Sigrid Weidner erzählt die Geschichte des um 1721 entstandenen Gemäldes „Die Heilandsapotheke“, einem Werk des auch heute noch hochverehrten Seebachers Johannes Dicel (1676-1758). Der sogenannte „Wunderdoktor“ hat seinen Heimatort wie kein anderer geprägt.
Sigrun Voigt begleitet auf der Orgel in der von Dicel erbauten Kirche.
 

Bad Salzungen - Die Klischees

Ulrike Rönnecke weiß besonders als ausgebildete Grafikerin die Maßarbeit und das ästhetische Wissen der Buchdrucker sehr zu schätzen. Im Museum im Türmchen präsentiert sie nicht nur Maschinen-Raritäten aus der Ära des Buchdrucker-Handwerks, sondern ebenso eine Vielzahl an Druckformen (Klischees), die noch bis in die 90er Jahre in Bad Salzungen zum Einsatz gekommen sind.

Bad Salzungen - Der Siedekorb

Ulrike Rönnecke, Leiterin des Museums am Gradierwerk, stellt mit dem Siedekorb ein Objekt aus der Zeit vor als in Bad Salzungen noch Salz gesiedet wurde.

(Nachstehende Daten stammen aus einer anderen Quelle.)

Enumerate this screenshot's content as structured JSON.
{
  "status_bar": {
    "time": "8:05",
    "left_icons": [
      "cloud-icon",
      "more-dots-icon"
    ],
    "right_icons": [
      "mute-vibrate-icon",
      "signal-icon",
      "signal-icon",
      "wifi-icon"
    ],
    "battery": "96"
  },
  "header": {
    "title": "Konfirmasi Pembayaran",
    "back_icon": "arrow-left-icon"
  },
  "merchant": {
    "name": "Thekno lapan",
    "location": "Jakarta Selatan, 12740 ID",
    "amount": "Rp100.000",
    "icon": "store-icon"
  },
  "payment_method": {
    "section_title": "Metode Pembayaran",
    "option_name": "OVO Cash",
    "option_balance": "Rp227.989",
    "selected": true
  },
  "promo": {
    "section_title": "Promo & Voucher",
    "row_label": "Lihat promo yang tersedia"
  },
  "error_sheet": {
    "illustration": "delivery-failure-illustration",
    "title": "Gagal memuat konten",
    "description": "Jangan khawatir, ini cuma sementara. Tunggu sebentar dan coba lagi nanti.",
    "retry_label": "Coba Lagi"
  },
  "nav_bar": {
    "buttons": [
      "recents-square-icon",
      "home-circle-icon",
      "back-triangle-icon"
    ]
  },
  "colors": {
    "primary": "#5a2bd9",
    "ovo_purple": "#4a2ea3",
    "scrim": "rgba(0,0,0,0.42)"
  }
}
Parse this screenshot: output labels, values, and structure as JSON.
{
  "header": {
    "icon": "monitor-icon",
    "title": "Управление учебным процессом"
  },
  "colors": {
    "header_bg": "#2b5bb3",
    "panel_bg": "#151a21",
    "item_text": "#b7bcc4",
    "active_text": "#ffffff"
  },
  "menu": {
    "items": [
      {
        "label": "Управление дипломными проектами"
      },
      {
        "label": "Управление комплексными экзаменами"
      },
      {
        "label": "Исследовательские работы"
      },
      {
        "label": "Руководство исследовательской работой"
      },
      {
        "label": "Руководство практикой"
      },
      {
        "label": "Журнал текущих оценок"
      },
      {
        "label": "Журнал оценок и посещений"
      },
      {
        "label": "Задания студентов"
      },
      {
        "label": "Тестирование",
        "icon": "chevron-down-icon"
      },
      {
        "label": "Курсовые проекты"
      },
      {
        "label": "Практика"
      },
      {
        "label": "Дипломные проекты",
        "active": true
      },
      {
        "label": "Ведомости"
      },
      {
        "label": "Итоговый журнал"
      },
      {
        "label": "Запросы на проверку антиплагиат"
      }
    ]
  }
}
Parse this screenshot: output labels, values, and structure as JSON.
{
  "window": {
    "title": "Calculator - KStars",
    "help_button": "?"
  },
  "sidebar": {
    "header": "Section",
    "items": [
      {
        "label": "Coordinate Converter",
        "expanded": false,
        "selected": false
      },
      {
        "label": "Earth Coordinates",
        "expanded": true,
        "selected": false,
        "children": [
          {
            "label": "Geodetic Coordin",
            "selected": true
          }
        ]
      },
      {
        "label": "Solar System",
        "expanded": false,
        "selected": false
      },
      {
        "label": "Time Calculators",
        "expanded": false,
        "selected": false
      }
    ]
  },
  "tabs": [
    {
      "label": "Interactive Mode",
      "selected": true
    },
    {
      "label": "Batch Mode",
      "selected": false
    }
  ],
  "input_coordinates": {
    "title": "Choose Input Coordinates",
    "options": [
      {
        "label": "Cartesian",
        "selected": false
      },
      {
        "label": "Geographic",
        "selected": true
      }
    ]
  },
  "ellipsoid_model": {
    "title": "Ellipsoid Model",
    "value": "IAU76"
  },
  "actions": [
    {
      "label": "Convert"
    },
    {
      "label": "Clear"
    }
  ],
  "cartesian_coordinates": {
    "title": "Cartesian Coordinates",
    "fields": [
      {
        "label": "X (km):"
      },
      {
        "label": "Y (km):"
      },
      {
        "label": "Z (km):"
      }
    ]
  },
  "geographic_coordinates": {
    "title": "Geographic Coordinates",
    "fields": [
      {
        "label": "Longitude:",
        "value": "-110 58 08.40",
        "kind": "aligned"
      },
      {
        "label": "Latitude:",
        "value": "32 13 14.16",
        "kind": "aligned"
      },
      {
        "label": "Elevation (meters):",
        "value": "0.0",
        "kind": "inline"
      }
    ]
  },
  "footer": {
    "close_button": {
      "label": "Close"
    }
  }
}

In seiner praktischen Form war es in vielen Salinen über Jahrhunderte im Einsatz.

Dermbach - Der Korkmusterkoffer

Doris Krieg und Katharina Koch, die ehemalige und die aktuelle Leiterin des Museums der Thüringischen Rhön in Dermbach, stellen mit dem Kork ein ganz besonderes Schnitzmaterial vor, das den handwerklich begabten Dermbachern viele Jahre die Existenz gesichert hat.

Gerstungen - Der Fahrkartenschrank

Katharina Dötterl hat die Reste des ehemaligen Grenzbahnhofs Gerstungen bereits in ihrer Kindheit erkundet. Nun stellt die Museumsleiterin des Werratalmuseums Gerstungen ein Objekt aus ihrer Sammlung vor, welches die beeindruckende Entwicklung des besonderen Bahnhofs ab Anfang 1900 begleitet hat. 

Tiefenort - Die Kamoden

Werner Krah und Erika Röschke, beide im Heimat- und Kulturverein Tiefenort aktiv, stellen eine besondere lokale Fußbekleidung und noch heute rege gepflegte Handwerkstradition vor.
Begleitet wird die Erzählung von Ursula Grammlichs Lied „Defferte on dr Werr“.
 

Merkers - Das Grubentelefon

Heiko Dreißiger, u.a. Vorsitzender des Heimatvereins Merkers und Vorstand des Bergmannvereins Unterbreizbach, lebt seit 1982 in Merkers und ist noch immer mit Leib und Seele Bergmann. Er berichtet von einem speziellen „Schwergewicht“ unter Tage.

Wiesenthal - Der Sauerkrauthobel

Regina Günther und Luzi Köllner halten mit ihrem Verein für Heimat- und Ortsgeschichte Erinnerungen an die Kindheit und damit auch an die Sprache und Kochtraditionen wach. Wir erfahren einiges über Sauerkraut, welches Rhöner Hauptgericht war, bevor der Thüringer Kloß aufkam.